His slow progress in academia appears to drive Weiner into the arms of venture capitalists. They help him start a company, AutoImmune, that sets up an office in Lexington, Mass., and eventually goes public, with its shares now traded on the NASDAQ. From the start, there are conflicts everywhere. Corporate officials become nervous when Weiner brings a video camera to document meetings and presentations. Clinicians enrolling patients at their offices are put off by the contract research organization hired by AutoImmune to standardize the trials. (In her character development, Quinn occasionally missteps as a writer. References to things like “a lion getting a blow-job from a beautiful girl” and “Jew-boy” seem unnecessary.)
After going public, AutoImmune officials seem to become interested only in their stock price, and not in the efficacy of the drugs. The night before the rheumatoid arthritis trial results are to be announced, Weiner has a happy dream “that AutoImmune stock was trading at $32 — the trial had worked.” Significantly, he mentions the stock price first, not the successful trial on which that price is based. Citing time constraints, the company decides to skip Phase II trials of Myloral, an unorthodox step. (Phase I tests the safety of a new drug on a small group of healthy volunteers; Phase II tests the safety and efficacy of a new drug on a small group of sick patients; and Phase III tests safety and efficacy in a large group of patients.) And just like Abiocor, manufacturer of the artificial heart recently transplanted into a man in Louisville, Ky., it chooses secrecy over openness in describing its data.
Ultimately, Myloral and Colloral fail to outperform placebos in their trials. But just because a drug doesn’t work doesn’t mean you can’t sell it. According to a recent press release, the company has plans to market Colloral as an over-the-counter drug for rheumatoid arthritis, with FDA clearance. Quinn herself said that the failure of the trials made the story less of a “slam-dunk” narrative.

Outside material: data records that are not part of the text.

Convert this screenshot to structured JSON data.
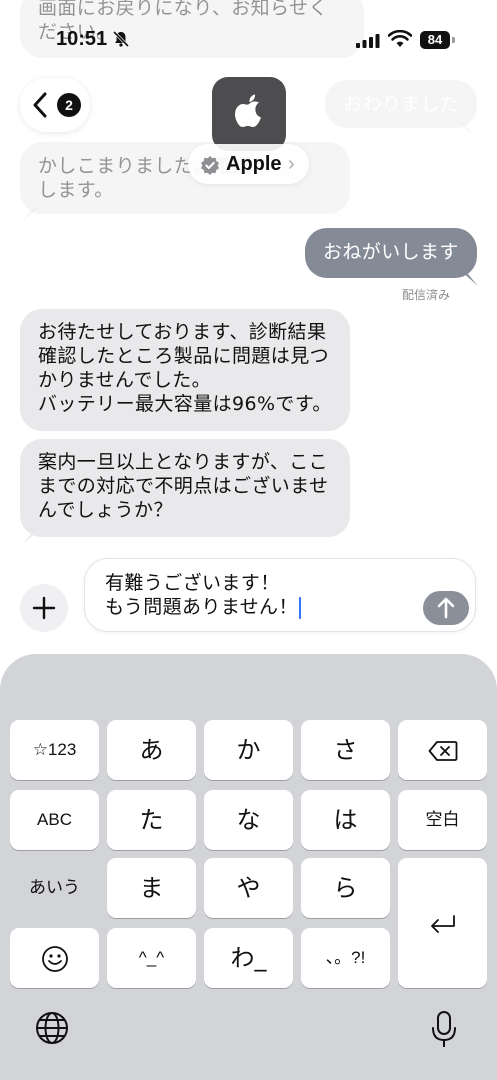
{
  "status_bar": {
    "time": "10:51",
    "battery": "84"
  },
  "header": {
    "back_badge": "2",
    "contact_name": "Apple",
    "contact_chevron": "›"
  },
  "messages": [
    {
      "id": "m1",
      "lines": [
        "画面にお戻りになり、お知らせく",
        "ださい。"
      ]
    },
    {
      "id": "m2",
      "text": "おわりました"
    },
    {
      "id": "m3",
      "lines": [
        "かしこまりました。確認",
        "します。"
      ]
    },
    {
      "id": "m4",
      "text": "おねがいします"
    },
    {
      "id": "m5",
      "lines": [
        "お待たせしております、診断結果",
        "確認したところ製品に問題は見つ",
        "かりませんでした。",
        "バッテリー最大容量は96%です。"
      ]
    },
    {
      "id": "m6",
      "lines": [
        "案内一旦以上となりますが、ここ",
        "までの対応で不明点はございませ",
        "んでしょうか？"
      ]
    }
  ],
  "delivered_label": "配信済み",
  "input": {
    "lines": [
      "有難うございます！",
      "もう問題ありません！"
    ]
  },
  "keyboard": {
    "rows": [
      [
        "☆123",
        "あ",
        "か",
        "さ",
        "⌫"
      ],
      [
        "ABC",
        "た",
        "な",
        "は",
        "空白"
      ],
      [
        "あいう",
        "ま",
        "や",
        "ら",
        "↵"
      ],
      [
        "☺",
        "^_^",
        "わ_",
        "、。?!"
      ]
    ]
  },
  "colors": {
    "incoming_bubble": "#e9e9eb",
    "outgoing_bubble": "#848a96",
    "keyboard_bg": "#d3d4d8"
  }
}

Still, that’s the important element that many overly optimistic researchers forget when creating human trials. Most of the drugs they test will fail, and given that, researchers must be supercareful when constructing trials. Quinn’s book shows that it’s easy to let things like stock prices distract you from issues of safety and efficacy. Some doctors criticized AutoImmune’s strict protocol, designed to produce the “cleanest” or most indisputable results possible, for leaving study participants without effective treatments for their illnesses while they were involved in the study.

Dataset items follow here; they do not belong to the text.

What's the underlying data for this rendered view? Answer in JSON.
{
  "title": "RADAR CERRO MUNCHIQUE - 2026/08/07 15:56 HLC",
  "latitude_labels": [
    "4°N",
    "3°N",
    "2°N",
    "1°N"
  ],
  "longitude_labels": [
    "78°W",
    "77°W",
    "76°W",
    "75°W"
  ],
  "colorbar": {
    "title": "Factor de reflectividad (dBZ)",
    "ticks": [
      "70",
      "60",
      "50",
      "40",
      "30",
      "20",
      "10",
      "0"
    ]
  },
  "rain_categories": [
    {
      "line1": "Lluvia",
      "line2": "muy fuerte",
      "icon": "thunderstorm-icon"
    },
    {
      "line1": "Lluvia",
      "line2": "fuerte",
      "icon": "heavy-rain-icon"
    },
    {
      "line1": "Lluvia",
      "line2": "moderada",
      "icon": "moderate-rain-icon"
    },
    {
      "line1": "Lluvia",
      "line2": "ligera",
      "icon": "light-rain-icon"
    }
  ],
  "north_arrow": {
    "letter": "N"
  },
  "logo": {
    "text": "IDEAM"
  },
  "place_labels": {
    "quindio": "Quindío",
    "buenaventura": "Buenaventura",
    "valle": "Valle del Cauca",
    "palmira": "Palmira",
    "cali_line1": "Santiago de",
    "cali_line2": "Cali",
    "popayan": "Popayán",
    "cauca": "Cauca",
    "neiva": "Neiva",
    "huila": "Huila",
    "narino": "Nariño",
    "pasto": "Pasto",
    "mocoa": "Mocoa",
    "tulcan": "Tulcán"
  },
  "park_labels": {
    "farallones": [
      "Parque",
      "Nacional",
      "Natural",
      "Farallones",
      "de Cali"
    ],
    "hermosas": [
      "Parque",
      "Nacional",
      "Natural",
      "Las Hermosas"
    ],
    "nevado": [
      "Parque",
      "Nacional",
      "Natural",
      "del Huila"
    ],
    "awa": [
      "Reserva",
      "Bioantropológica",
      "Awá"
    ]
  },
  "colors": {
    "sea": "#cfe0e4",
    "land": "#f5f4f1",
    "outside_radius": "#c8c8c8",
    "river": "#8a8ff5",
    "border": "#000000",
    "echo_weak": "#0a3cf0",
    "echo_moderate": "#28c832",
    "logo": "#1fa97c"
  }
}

Toward the end of the book, Henri Termeer, CEO of Genzyme and a member of AutoImmune’s board, argues that AutoImmune should have done its research in an academic center. “Biotechnology has been good for innovation,” he told Quinn, “but bad for investment.”

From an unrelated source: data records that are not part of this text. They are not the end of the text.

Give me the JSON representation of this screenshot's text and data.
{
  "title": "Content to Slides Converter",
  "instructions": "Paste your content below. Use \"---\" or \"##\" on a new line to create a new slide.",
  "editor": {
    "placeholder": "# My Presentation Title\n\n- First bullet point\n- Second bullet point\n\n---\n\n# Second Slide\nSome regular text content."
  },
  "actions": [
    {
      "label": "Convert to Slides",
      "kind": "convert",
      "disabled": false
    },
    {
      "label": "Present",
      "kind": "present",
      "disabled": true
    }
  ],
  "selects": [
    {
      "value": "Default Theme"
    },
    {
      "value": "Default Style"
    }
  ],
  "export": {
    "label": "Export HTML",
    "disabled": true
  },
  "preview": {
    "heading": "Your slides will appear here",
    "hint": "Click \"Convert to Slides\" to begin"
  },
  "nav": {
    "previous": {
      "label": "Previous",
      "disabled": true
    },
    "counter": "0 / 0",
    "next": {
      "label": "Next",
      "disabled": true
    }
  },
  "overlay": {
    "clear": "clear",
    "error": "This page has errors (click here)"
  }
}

But who would say that academic centers treat their human subjects any better? It’s unlikely that Ellen Roche’s family would. Hopkins, in fact, has just become involved in a second imbroglio, this one involving one of its researchers conducting human trials in India. As more and more drugs are hyped earlier and earlier by journalists and investors, researchers need to be more and more careful how they conduct trials. Potential subjects need to be able to honestly assess the risks they’re taking when enrolling so they can be confident that the studies they are generous enough to participate in are as safe as possible.